Nameless

328 31 20
                                        

In the neon pulse of Mecropolis, a single wrong digit could unravel a life.

A keypress was a heartbeat, and the space between each stroke was the distance between life and death.

A nameless security breacher's heart raced as he dove deeper into the virtual labyrinth, alarms blaring and lights flashing in his mind's eye. The job was supposed to be a simple digital smash-and-grab at a food industry corporation's headquarters, but unexpected obstacles had slowed him down.

His fingers danced over a security terminal, launching a custom attack virus that tore through layers of high-tech network security like tissue paper. Nameless was a net-diver of the highest caliber, the kind who could slip through firewalls like a whisper. Years of experience had honed his instincts to the point that he could sense security protocols even before his gear registered them. In the abstract labyrinth of the digital world, he moved like a shadow, rarely leaving a trace and always ready to counter-attack. He could pick apart encryption with a finesse that felt almost surgical, cutting clean holes through layers of corporate security that would take lesser divers hours to crack.

As he navigated the network in a virtual space, he couldn't help but wonder what secrets the food corp had been hiding beyond his intended target. He spotted intense security measures that hinted at something far more sinister than a simple corporate data theft job. With each passing second, his fear grew; the odds of emerging unscathed were falling. Yet, he might have feared disappointing his job fixer even more, for there's no easier way to develop a bad reputation or destroy a good one.

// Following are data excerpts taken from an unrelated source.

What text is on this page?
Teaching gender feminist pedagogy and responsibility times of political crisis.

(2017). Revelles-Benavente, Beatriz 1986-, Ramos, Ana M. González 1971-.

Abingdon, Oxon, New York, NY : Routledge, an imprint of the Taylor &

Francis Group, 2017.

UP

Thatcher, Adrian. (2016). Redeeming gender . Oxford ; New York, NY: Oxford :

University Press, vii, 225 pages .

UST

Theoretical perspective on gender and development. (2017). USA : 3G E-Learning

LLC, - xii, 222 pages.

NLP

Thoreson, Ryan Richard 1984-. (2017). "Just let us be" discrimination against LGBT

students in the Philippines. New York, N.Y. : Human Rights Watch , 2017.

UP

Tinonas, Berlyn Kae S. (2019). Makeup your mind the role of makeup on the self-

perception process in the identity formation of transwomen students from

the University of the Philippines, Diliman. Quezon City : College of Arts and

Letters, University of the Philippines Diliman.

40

Site security approached, and he didn't need to be jacked into the security net to know; he could hear them trying to break down the door to the room he was in, a room he had remotely locked them out of. He wondered how they could have found him, and could have figured it out if he had had time to backtrace the logs. He had simply gotten sloppy somewhere along the way, and they had pinpointed his location to the access node he breached. He wouldn't let himself live this down, as he was his own harshest critic, and neither would anyone else in the sec-breaching community. If he hadn't been so careless, he could have hidden his errors, but regardless of any actions at this point, it was inevitable; everyone would know. The net would know.

The security forces were making progress on their own breaching efforts. Efforts he was fully capable of hearing in the real world around him, even though he couldn't move in it while breaching security nets. What was real anyway? He had always found more comfort in the digital space, which was just as real to him, with very real consequences for sloppiness. He could disconnect and run for it, yet he hadn't obtained his prize. He couldn't afford the time to scan the layers of the network and knew that with his luck, he would be bound to hit a microbe. He knew he could handle any digital security microbe a network could throw at him, but was that his overconfidence speaking again? He hadn't seen a security microbe yet but knew at least one pod had to be floating out there in the netspace, waiting to infect him. Or at least try.

A sharp, psychosomatic pain at the nape of his neck told him he had found one, or rather, one had found him. He had been distracted and let it sneak up on him. Code had begun to inject itself into his netspace form. Even though it couldn't pass into his physical body, it could still trick his brain into all sorts of illusions, some even deadly. His microbarriers auto-deployed and were vastly stronger and easily capable of handling the intruder without his direct intervention. The microbes released from the attached pod fizzled and died. Too easy? He thought, as he sighed in the physical world and his muscles tensed up. In the netspace, he saw another microbe pod swimming his way. The last one had been just a floater, testing the space and looking for intruders. He watched as the pod released a torrent of microbes. As swift as an electric current, he erected an offensive force field to not only block the onslaught but also disable them as they came into contact with it. He called the virus 'Ice Cold' and smirked as the defeated microbes fell like digital raindrops dissolving into the void—his domain.